L'elettorato di Forza Italia ha digerito a stento il voto sull'indulto, ma non quello sul Libano. Le situazioni locali, tranne eccezioni, sono disastrose dappertutto. Ma è più grave lo scollamento tra l'elettorato e il partito — dice Guzzanti —. Tra il 2001 e il 2006 abbiamo perso due milioni di elettori: gente che si sente abbandonata, frustrata, presa in giro. Da quando ho cominciato a scrivere queste cose ho ricevuto migliaia di mail, soprattutto dal Nord, e anche una telefonata di Berlusconi. Temevo fosse arrabbiato, invece è stato gentile; ma non so se l'ho convinto. Lui dice che nei sondaggi siamo molto avanti.

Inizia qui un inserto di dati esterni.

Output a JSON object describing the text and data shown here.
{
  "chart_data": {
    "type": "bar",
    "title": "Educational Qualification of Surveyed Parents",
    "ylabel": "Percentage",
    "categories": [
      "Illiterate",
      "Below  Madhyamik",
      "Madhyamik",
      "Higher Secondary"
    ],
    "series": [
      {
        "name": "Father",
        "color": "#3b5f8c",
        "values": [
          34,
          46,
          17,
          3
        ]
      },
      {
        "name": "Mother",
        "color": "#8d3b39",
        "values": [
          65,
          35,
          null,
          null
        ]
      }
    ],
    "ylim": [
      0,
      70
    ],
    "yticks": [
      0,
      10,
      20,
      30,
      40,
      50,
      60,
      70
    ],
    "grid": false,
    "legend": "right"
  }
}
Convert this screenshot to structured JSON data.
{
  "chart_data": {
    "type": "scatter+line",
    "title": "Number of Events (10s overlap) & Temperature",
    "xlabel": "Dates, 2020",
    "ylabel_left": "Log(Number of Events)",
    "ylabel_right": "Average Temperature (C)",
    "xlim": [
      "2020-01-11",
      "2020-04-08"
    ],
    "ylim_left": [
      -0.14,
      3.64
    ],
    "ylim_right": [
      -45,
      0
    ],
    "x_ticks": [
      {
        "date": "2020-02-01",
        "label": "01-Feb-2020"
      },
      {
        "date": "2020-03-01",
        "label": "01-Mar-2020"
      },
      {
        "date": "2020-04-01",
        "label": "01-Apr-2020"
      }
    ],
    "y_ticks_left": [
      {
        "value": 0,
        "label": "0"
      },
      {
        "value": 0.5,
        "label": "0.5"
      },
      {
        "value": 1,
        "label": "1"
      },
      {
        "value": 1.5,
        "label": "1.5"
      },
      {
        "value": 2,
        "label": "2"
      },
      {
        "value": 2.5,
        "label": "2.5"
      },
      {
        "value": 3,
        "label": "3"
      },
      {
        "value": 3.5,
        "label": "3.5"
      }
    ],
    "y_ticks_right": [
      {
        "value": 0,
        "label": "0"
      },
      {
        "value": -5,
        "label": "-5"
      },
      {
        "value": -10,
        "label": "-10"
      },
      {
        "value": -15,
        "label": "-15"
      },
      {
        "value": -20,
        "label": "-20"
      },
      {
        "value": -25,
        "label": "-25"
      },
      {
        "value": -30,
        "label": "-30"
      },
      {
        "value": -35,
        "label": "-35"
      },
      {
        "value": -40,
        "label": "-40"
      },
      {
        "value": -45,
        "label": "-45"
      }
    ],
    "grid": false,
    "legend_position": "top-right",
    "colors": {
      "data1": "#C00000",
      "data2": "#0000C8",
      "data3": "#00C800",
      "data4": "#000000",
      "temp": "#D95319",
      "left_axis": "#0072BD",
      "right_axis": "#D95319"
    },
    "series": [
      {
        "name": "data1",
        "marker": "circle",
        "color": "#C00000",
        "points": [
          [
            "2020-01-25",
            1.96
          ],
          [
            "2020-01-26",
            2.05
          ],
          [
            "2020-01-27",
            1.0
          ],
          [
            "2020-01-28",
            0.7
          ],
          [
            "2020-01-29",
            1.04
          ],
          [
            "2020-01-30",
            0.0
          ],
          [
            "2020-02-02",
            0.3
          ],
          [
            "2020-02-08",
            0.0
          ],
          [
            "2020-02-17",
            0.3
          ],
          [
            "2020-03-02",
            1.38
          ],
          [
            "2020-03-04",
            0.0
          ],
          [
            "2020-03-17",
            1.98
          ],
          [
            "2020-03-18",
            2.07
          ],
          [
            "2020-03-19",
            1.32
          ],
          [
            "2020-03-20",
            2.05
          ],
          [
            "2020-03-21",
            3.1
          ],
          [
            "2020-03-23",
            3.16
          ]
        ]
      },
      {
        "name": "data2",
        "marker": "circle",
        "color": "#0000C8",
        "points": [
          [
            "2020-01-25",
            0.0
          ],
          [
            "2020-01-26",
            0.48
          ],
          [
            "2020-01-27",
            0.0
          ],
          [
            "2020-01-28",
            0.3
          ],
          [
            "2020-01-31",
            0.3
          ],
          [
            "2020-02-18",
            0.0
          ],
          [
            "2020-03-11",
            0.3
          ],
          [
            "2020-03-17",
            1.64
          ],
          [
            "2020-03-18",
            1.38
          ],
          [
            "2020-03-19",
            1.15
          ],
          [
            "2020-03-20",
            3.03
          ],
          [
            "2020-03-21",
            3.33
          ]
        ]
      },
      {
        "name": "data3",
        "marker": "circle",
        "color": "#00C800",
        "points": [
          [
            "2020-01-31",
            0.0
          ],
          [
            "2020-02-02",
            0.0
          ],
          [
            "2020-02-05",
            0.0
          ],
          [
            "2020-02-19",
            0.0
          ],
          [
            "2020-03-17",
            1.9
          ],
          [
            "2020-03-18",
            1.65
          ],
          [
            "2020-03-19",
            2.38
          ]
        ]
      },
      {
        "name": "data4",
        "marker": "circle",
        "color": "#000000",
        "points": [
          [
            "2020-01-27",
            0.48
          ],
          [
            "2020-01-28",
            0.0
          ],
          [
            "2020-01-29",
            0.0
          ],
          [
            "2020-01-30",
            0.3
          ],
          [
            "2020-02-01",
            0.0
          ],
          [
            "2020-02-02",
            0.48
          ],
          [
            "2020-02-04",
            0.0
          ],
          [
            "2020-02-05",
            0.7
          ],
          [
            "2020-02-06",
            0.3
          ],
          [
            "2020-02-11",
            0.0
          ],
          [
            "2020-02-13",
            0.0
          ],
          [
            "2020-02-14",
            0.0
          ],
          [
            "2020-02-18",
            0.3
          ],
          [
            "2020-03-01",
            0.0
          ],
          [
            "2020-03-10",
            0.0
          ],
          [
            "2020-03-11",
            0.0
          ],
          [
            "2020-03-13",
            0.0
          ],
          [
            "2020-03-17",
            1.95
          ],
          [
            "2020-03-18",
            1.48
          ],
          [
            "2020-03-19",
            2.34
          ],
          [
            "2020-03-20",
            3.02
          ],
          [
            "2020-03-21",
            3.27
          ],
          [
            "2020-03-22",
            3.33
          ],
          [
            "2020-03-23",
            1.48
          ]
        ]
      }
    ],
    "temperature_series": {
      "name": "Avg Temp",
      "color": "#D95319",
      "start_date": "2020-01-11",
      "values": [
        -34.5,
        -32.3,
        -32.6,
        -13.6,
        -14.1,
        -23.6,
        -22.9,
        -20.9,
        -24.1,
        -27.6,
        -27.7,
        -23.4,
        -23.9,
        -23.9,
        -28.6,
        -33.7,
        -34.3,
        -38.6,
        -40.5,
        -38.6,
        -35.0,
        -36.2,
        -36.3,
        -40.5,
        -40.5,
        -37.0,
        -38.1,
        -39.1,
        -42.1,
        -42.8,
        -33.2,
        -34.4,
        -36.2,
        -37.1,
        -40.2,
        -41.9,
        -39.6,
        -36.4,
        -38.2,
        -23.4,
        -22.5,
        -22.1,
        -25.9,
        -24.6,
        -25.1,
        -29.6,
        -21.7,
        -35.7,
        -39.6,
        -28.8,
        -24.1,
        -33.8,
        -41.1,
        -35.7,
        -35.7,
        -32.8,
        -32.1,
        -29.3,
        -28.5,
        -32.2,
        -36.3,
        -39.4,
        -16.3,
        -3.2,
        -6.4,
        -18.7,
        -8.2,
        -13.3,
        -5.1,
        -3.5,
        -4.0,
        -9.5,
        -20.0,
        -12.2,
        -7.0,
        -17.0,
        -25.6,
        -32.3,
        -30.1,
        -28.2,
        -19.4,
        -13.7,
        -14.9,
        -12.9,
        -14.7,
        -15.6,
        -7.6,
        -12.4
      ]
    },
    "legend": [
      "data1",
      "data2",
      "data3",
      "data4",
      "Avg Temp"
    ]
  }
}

È possibile, ma se non cominciamo a dare voce agli scontenti, a creare un vero dibattito interno, a dividerci, a votare sulla linea, a portare in Parlamento la voce dei nostri elettori, a rappresentare i rivoluzionari traditi, a scendere in piazza, rischiamo di non farcela». Sandro Bondi consiglia moderazione: «Il muro contro muro giova a Prodi, non a noi». Ma Dell'Utri: «Io sto con Guzzanti. Opposizione dura». Da quando è sfumato il partito unico, anzi «il partito salsa e merengue di Adornato» (la definizione è di Tabacci), gli azzurri non hanno più molta voglia di inseguire Casini, che ormai considerano il nuovo Follini. «Per me esiste un unico partito, Forza Italia — chiude Dell'Utri —. Pensano di spaventarci con il conflitto di interessi? Facciano la legge, speriamo che sia giusta, e che sia approvata. Berlusconi è più che mai in campo. Il mio istinto mi dice che tornerà a Palazzo Chigi. È il nostro sogno». Come grida mago Merlino in Excalibur, capolavoro di John Boorman: «Un sogno per alcuni, un incubo per altri».